Delivery of multimedia resources

The Universal Multimedia Access (UMA) addresses the delivery of multimedia resources under different and varying network conditions, diverse terminal equipment capabilities, specific user or creator preferences and needs and usage environment conditions. It aims for guaranteed unrestricted access to multimedia content from any device, through any network, independently of the original content format, efficiently satisfying user preferences and usage environment conditions.

==Requirements==
The fulfilment of UMA requires that content is remotely searchable and accessible, with useful descriptions of it and its context, and mediation/delivery systems can use this information to serve users regardless of location, format and type of terminal or network connections, respecting user preferences, environmental conditions and ownership and usage rights.

==Approach==
One feasible approach to implement UMA, is to develop context-aware systems that use the content and context descriptions to decide upon the need to adapt the content before delivering it to the end-user.
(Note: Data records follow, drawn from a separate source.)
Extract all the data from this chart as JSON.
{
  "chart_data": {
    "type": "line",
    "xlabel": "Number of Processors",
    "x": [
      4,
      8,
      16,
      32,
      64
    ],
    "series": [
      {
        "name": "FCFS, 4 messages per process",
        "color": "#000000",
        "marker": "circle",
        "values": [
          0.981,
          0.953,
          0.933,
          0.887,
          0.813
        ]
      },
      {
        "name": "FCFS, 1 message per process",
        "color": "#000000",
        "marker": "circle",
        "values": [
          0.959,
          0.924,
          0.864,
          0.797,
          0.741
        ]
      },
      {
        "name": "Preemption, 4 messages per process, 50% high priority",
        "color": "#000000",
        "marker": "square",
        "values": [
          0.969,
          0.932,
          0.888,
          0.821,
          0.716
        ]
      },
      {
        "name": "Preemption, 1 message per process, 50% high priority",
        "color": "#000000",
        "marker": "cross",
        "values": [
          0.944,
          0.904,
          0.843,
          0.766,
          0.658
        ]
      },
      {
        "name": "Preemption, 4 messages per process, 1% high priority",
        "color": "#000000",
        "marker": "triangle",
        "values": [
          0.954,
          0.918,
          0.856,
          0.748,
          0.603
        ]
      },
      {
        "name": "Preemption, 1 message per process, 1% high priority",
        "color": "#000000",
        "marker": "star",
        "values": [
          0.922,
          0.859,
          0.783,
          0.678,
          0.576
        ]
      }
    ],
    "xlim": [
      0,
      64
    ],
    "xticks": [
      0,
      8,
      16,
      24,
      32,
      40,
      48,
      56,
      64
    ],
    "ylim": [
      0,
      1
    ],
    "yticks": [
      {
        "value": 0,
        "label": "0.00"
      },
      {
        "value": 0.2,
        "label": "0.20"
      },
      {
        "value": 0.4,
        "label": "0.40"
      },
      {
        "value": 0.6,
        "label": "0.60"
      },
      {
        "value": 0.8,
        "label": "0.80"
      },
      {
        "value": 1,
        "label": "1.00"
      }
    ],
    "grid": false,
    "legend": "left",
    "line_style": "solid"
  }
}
The use of open ontologies and standards to structure, represent and convey those descriptions as well as to specify the kind of adaptation operations is vital for the success of UMA. This is especially true in loosely coupled environments such as the Internet, where heterogeneous end-users devices, varied content formats, repositories and networking technologies co-exist. Standards from the W3C such as OWL (Web Ontology Language) or CC/PP (Content Capability/Preferences Profile) and from ISO/IEC such as MPEG-7 and especially MPEG-21, are well-suited for the implementation of UMA-enabler systems.